Adozione. Se i fratelli non diventano subito fratelli…

Quando un nuovo figlio arriva in famiglia: un fattore di rischio rispetto al buon esito delle adozioni?

La presenza di figli in famiglia, siano biologici o adottivi, è ritenuto da molti studiosi un fattore di rischio rispetto al buon esito delle adozioni. Questo è da imputarsi spesso alla mancanza di uno spazio di accoglienza adeguato in seno alla famiglia adottiva. Si potrebbe pensare che avere già un’esperienza genitoriale sia sempre di per sé un valore aggiunto per chi arriva, ma purtroppo non è così, perché questo errore di valutazione, spesso compiuto dalle famiglie, impedisce loro di mettersi abbastanza in gioco nel percorso di preparazione.

Il processo di affiatamento con un bambino che ha una storia di abbandono è spesso complicato, faticoso, doloroso. Chi è stato abbandonato, ignorato, malcurato o maltrattato, ha un’enorme difficoltà a fidarsi di possibili figure di riferimento, ma non sa dirlo. O meglio, non sa dirlo a parole, ma lo può dire con comportamenti di sfida, di ribellione, di distanza emotiva, di rabbia e agitazione.

Sia verso la coppia, sia verso i figli già presenti, verso cui può nascere competizione. E, se già una coppia può sentirsi in difficoltà e temere di non riuscire a far evolvere la situazione in una direzione positiva, in una coppia con figli può scattare un meccanismo difensivo di percezione di pericolo dell’estraneo, del diverso, che porta a chiudere quelle braccia che erano aperte.

Adozione e fratelli: il rischio e le opportunità

Così, l’unica possibilità di trasformazione emotiva per questi bambini, cioè il poter ricreare una qualche forma di attaccamento nei confronti di figure di riferimento, svanisce in breve. Spesso bruscamente. E la coppia rinuncia all’abbinamento e al progetto adottivo. Un fallimento enorme per tutti si compie. Ma solo uno ne sconterà le conseguenze in maniera davvero profonda: quel bambino che si aspettava di poter essere finalmente compreso, guardato, amato.

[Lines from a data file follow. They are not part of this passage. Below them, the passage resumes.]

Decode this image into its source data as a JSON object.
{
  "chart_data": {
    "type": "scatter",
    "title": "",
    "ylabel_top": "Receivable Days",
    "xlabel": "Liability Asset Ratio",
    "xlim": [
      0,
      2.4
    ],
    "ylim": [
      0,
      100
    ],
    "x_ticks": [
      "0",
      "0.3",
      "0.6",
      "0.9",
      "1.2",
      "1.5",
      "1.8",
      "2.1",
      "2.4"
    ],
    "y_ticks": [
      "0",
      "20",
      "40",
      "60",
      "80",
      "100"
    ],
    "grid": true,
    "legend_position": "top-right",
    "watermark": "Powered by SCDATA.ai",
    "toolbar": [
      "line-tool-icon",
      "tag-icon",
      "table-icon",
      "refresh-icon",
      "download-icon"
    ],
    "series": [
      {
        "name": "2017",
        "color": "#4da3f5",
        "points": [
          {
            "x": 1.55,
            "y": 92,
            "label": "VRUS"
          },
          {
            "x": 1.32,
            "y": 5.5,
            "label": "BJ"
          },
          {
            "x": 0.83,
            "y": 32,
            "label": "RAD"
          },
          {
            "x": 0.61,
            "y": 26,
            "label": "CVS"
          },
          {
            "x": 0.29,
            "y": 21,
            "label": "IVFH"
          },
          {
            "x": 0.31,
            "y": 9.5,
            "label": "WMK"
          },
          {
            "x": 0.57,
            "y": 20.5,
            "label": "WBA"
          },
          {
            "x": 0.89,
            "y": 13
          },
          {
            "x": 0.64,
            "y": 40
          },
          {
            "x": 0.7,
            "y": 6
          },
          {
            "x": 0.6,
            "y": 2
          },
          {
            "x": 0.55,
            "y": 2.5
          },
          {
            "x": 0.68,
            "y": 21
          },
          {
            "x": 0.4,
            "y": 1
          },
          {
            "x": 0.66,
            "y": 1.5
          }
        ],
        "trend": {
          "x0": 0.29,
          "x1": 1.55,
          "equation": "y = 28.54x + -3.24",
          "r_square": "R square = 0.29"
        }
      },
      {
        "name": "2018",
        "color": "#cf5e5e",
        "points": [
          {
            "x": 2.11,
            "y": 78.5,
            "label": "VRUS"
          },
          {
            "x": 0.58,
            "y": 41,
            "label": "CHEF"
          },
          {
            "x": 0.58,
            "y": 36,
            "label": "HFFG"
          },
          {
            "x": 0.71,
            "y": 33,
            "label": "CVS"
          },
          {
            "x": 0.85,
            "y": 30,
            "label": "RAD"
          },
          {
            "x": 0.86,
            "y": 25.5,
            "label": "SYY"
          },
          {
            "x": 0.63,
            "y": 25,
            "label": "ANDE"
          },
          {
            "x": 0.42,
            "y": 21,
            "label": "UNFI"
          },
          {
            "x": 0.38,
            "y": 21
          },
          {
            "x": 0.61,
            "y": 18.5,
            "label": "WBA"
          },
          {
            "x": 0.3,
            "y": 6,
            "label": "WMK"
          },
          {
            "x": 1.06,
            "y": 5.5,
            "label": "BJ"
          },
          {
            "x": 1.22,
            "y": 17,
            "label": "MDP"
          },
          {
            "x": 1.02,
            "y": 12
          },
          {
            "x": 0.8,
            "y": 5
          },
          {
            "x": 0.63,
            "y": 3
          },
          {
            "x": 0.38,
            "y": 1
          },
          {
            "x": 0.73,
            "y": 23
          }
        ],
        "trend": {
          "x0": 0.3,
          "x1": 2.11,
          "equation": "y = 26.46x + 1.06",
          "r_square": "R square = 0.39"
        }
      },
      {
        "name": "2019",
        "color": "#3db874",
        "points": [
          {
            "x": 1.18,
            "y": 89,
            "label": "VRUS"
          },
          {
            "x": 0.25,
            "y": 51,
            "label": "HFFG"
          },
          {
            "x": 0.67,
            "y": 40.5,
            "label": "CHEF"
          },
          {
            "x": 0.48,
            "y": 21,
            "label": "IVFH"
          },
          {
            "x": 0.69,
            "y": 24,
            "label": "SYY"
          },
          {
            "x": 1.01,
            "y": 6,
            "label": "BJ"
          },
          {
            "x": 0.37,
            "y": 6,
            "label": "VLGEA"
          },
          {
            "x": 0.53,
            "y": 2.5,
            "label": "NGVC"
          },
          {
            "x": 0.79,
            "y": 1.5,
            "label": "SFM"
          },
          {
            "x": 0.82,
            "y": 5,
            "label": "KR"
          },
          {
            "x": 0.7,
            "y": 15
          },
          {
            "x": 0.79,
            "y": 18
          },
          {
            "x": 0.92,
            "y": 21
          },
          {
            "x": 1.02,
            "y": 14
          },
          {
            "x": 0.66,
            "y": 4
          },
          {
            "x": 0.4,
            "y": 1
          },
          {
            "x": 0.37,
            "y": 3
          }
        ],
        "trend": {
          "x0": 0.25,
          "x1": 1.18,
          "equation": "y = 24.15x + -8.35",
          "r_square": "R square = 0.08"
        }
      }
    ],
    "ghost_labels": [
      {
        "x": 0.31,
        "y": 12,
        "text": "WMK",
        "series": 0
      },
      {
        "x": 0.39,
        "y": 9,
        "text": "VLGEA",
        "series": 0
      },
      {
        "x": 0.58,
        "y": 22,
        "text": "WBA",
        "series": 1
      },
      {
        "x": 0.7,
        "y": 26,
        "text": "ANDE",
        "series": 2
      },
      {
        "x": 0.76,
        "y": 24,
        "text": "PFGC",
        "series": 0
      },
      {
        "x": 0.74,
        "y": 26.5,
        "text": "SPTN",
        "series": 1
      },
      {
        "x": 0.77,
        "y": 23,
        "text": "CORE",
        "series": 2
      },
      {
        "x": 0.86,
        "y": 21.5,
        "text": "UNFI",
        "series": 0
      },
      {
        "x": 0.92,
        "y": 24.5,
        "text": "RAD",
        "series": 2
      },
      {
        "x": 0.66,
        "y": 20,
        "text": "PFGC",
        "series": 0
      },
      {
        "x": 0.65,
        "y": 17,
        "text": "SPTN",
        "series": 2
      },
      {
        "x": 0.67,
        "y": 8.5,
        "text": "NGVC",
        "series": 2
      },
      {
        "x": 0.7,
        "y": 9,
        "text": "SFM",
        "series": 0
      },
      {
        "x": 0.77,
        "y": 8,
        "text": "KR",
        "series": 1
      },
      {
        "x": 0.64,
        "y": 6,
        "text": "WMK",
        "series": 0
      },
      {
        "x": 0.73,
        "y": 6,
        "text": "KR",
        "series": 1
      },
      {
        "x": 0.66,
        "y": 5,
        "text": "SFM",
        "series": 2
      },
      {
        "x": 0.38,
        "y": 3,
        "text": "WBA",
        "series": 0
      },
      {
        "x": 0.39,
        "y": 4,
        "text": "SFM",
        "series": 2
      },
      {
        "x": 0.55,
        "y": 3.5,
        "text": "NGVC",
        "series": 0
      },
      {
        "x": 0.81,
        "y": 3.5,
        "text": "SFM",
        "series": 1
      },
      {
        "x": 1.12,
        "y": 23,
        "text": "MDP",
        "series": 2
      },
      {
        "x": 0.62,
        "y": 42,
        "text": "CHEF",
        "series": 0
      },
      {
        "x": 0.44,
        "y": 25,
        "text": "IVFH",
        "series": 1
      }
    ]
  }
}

L’esperienza quotidiana sul campo ci mostra che, al di là dei numeri statistici, le adozioni da parte di famiglie con figli possono rivelarsi un’esperienza molto ricca per tutti: possono favorire nel bambino che arriva un forte senso di rassicurazione e di desiderio di appartenere e quindi meglio predisporlo all’apertura; possono essere fonte di grande stimolo per tutti i fratelli e favorire evoluzioni positive nella crescita dei fratelli maggiori, sia da un punto di vista psicologico che emotivo. Si creano delle famiglie di una bellezza poetica.

Alcuni Tribunali dei Minorenni, quali quello di Genova e quello di Bologna per esempio, nell’ultimo periodo hanno concesso quasi esclusivamente decreti di idoneità vincolati all’adozione di un solo minore, indipendentemente dalle famiglie che hanno incontrato. Assumendo una posizione preventiva che, se da un lato cerca di contenere i fallimenti adottivi, rischia anche di limitare fortemente le possibilità di accoglienza, aspetto che va a scapito dei numerosi bambini in attesa di una famiglia. Da cui la necessità di un cambiamento di prospettiva culturale: l’adozione non è esclusivamente un canale per avere un figlio, ma ha una forte dimensione sociale ed etica.

Quando allarghiamo il focus dal nostro piccolo orticello e osserviamo il mondo intero e i differenti punti di vista, solo allora possiamo comprendere l’importanza di un profondo e costante lavoro di accompagnamento delle famiglie adottive, per farle crescere, aprire e contattare sempre più intimamente le proprie risorse di accoglienza. E realizzare dei bellissimi sogni.